De l’abandon au sauvetage XVIIe-XXe siècles
Confié au Montesquiou-d’Artagnan à partir de 1627 (il demeura dans cette famille jusqu’à la veille de la Révolution) le château fut menacé d’être réduit au seul donjon en 1641. Les Montesquiou avaient obtenu l’autorisation de démolir l’enceinte et de combler les fossés. Mais le Parlement de Navarre se dressa avec vigueur contre une telle décision, les magistrats étant conscients de la nécessité de sauver cette place, partie intégrante du patrimoine béarnais. Ils y réussirent en ordonnant l’installation d’une prison au rez-de-chaussée du donjon qui fut, bien entendu, défiguré à l’intérieur. En 1674, un inventaire des biens de la veuve d’un Montesquiou, une de Gassion, commençait ainsi : « Premièrement je possède ledit château entouré de hautes murailles au dedans desquelles il y a 2 tours, une grande qui sert de prison et l’autre petite, le tout entouré de fossés confrontant de tous côtés avec le chemin public. »
Le château quitta la famille de Montesquiou en 1787 et finit par échouer entre les mains d’un dénommé Duplessy qui l’acheta en 1803 pour 1800 francs. Son but était d’utiliser les bâtiments comme carrière de briques, de tout abattre pour vendre les morceaux comme matériau de construction. Il s’attaqua tout de suite au plus facile à démolir : les parapets et créneaux. Les habitants de Montaner se dressèrent contre ce vandalisme.
Comme l’acte de vente prêtait à contestation, la Préfecture appuya le mouvement. Il s’ensuivit un interminable procès marqué, en 1840, par le classement du donjon, et terminé, en 1854, par l’achat des ruines par le Conseil général pour 6000 francs. Il s’agissait en effet de ruines car Duplessy avait continué son œuvre destructive en finissant de démanteler parapets, courtines, contre-forts, en faisant disparaître la petite tour et « une colonne d’environ 7 m. de hauteur se terminant en pointe et qui avait été bâtie à côté de l’axe de la cour intérieure du château et servait à soutenir un moulin à vent. »

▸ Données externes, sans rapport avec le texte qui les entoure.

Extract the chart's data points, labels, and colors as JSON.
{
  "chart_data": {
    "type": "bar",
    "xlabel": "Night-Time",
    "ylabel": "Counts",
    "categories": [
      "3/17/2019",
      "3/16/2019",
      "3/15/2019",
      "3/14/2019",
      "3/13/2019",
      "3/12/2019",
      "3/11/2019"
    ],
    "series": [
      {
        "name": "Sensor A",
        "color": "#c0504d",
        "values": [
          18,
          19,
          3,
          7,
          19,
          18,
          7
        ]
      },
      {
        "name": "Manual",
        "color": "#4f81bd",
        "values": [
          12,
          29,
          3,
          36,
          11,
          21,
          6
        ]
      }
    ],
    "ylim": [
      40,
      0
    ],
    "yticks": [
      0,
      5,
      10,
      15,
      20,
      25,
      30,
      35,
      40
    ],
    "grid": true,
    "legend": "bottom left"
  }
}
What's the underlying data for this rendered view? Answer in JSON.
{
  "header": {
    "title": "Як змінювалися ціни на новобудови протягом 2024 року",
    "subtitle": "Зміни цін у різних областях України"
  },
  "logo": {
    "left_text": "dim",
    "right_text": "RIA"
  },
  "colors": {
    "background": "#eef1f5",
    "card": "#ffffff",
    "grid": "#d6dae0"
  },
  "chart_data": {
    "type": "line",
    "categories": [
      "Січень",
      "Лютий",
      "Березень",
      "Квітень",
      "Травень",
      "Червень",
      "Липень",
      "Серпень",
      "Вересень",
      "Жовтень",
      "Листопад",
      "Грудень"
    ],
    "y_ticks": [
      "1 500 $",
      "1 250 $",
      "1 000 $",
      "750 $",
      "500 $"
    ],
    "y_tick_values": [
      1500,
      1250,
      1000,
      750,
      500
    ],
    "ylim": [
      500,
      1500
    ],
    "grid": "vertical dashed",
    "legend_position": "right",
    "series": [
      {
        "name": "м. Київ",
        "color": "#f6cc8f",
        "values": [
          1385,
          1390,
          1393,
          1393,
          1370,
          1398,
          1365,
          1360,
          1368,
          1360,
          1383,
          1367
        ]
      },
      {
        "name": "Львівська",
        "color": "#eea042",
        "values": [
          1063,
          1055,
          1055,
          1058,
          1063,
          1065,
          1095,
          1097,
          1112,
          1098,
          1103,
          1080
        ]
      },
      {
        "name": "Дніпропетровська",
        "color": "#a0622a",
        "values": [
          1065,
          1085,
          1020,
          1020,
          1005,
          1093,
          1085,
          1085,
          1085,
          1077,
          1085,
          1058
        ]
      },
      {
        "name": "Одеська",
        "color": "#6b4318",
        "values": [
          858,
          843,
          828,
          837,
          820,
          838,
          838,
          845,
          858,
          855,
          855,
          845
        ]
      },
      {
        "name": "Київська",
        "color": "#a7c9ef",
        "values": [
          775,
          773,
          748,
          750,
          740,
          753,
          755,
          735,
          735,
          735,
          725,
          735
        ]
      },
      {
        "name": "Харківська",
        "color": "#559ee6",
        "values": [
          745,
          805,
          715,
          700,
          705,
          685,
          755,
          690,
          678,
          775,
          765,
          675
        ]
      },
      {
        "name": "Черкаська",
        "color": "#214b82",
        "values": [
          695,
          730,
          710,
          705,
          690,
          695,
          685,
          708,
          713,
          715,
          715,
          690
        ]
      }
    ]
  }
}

Le Conseil général, propriétaire des lieux, décida, pour justifier son intervention aux yeux des contribuables, d’utiliser le donjon « d’une manière convenable et économique et sans en dénaturer le caractère et sans porter atteinte à sa valeur artistique ». Le rez-de-chaussée, de prison, devint salle de Justice de Paix ; un escalier fut aménagé pour accéder à l’étage où fut installée la mairie. Des travaux furent entrepris en 1856 mais ne furent pas menés à leur terme. Le donjon continuant à être la seule partie classée fit l’objet de diverses opérations de sauvetage : entre 1926 et 1931, remise en état de l’escalier à vis, travaux de la couverture qui fut entièrement refaite avec la charpente en 1938. Le reste, à l’abandon, croulait peu à peu, les fossés étaient en passe d’être comblés ; quant à l’intérieur utilisé comme pâturage, terres et gravats s’y accumulèrent ; le puits fut comblé pour éviter au bétail de se rompre le cou. Petit à petit, lierre et végétation recouvrirent l’ensemble, donjon excepté.
Le grand sommeil cessa en 1968 avec la naissance de l’association Pierres et Vestiges qui se donna pour première mission de sauver ce qui pouvait l’être encore dans les parties non classées.
Son action soutenue avec ferveur par les habitants du village, attire l’attention de la presse du département et du ministère à partir de 1972 quand des chantiers de jeunes bénévoles contribuèrent à l’enlèvement des gravats dans la cour intérieure d’où il fallut enlever des tonnes de déblais. Puis ce fut le nettoyage des fossés, le déblaiement du puits.
Une des découvertes les plus spectaculaires fut celle des bases du pont donnant accès au donjon par dessus la douve. Pierres et Vestiges fit mieux encore, en construisant à proximité un four permettant de cuire 6000 briques fabriquées à partir de la même argile que celle utilisée au XIVe siècle ; il était ainsi possible de restaurer certaines parties menaçant ruine.
La totalité du site et des bâtiments fut classé et le Conseil général n’hésita pas à consacrer de grosses sommes d’argent, avec le concours du ministère des Affaires Culturelles, pour rénover le donjon dont la dégradation devenait inquiétante. Des travaux, menés sous le contrôle de la Direction générale des Monuments Historiques redonnèrent toute leur beauté aux faces Sud, Nord et Ouest.